17. What Is Modern Art?

Mocking the pretentious absurdity of contemporary art is probably as old as art itself, and here Alex Cubb and Remi Yenn take the guise of students Billi and Séan (pronounced See-En) offering their parody. The duo have some nicely preposterous fake artworks, not far from the real thing, but they offer no new twist on well-covered ground.

18. Northern Mindfulness

As Northern Power Blouse, this trio - Cassie Atkinson, Kat Butterfield and Jack Robertson – have been on the live circuit for a while, promising good things with their enviable performance skills and upbeat silliness, which is rather too carefully rationed here. New-Agey meditation is a big, easy topic, and having the session led by brassy Northerner Bev rather than a more hippy-dippy guru is a funny, if predictable twist. And this single gag is stretched a thin over a full sketch, despite their best efforts at building on it.

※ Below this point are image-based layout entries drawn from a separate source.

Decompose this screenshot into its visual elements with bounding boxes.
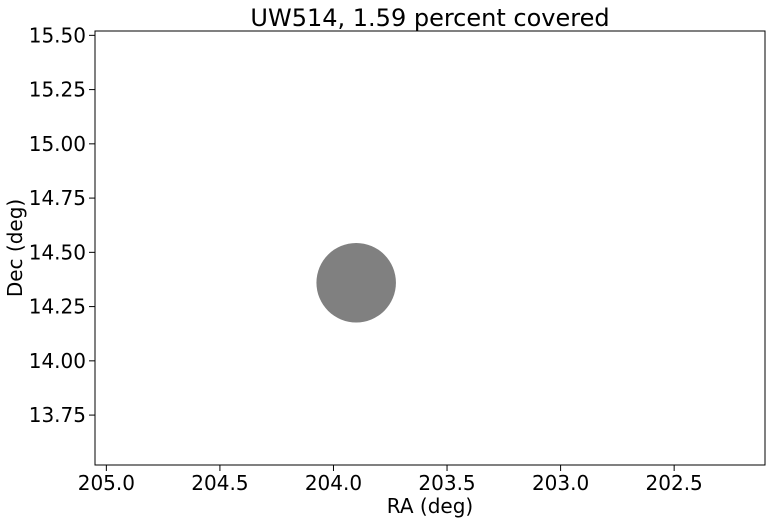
y-tick-label: 14.75 (29, 186, 86, 210)
y-tick-label: 15.50 (29, 23, 86, 47)
coverage-circle (316, 242, 396, 323)
plot-background (95, 31, 765, 465)
x-axis-ticks: 205.0 204.5 204.0 203.5 203.0 202.5 (78, 465, 703, 495)
x-tick-label: 205.0 (78, 471, 135, 495)
x-tick-label: 204.0 (305, 471, 362, 495)
x-tick-label: 203.5 (418, 471, 475, 495)
y-tick-label: 14.50 (29, 240, 86, 264)
chart-title: UW514, 1.59 percent covered (250, 4, 609, 32)
y-axis-ticks: 13.75 14.00 14.25 14.50 14.75 15.00 15.25 15.50 (29, 23, 95, 427)
y-tick-label: 15.25 (29, 78, 86, 102)
y-tick-label: 15.00 (29, 132, 86, 156)
y-tick-label: 14.00 (29, 349, 86, 373)
y-tick-label: 14.25 (29, 295, 86, 319)
y-tick-label: 13.75 (29, 403, 86, 427)
x-tick-label: 203.0 (532, 471, 589, 495)
x-tick-label: 204.5 (191, 471, 248, 495)
y-axis-label: Dec (deg) (3, 199, 27, 297)
data-marks (316, 242, 396, 323)
plot-frame (94, 30, 766, 466)
x-tick-label: 202.5 (646, 471, 703, 495)
x-axis-label: RA (deg) (387, 494, 473, 518)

19. Sex Ed: We Deserve Better

Although it starts as a sketch about why sex education lessons, with pupils asking awkward questions of an easily-embarrassed teacher, Steph McAteer’s Laugh Lesson is much more polemical than funny as she calls for more LGBTQ+ inclusivity in education, and less shame about the subject. McAteer, known to her 700,000 TikTok followers as Steph-fanny, may have a point, but for a comedy film, it’s short on gags,

20. First World Problems Of An Influencer

Amber Doig-Thorne is another Instagrammer and TikTokker (combined fan base of more than 500,000) mocking that very world. But the fact she uses the same gag as Khairia - that influencers don’t pay for things - suggests a limit to how much this topic can be mined. There’s an odd thread about foot fetishists, which end with a comically gross image, but otherwise this might only really be for Doig-Thorne’s existing army of followers.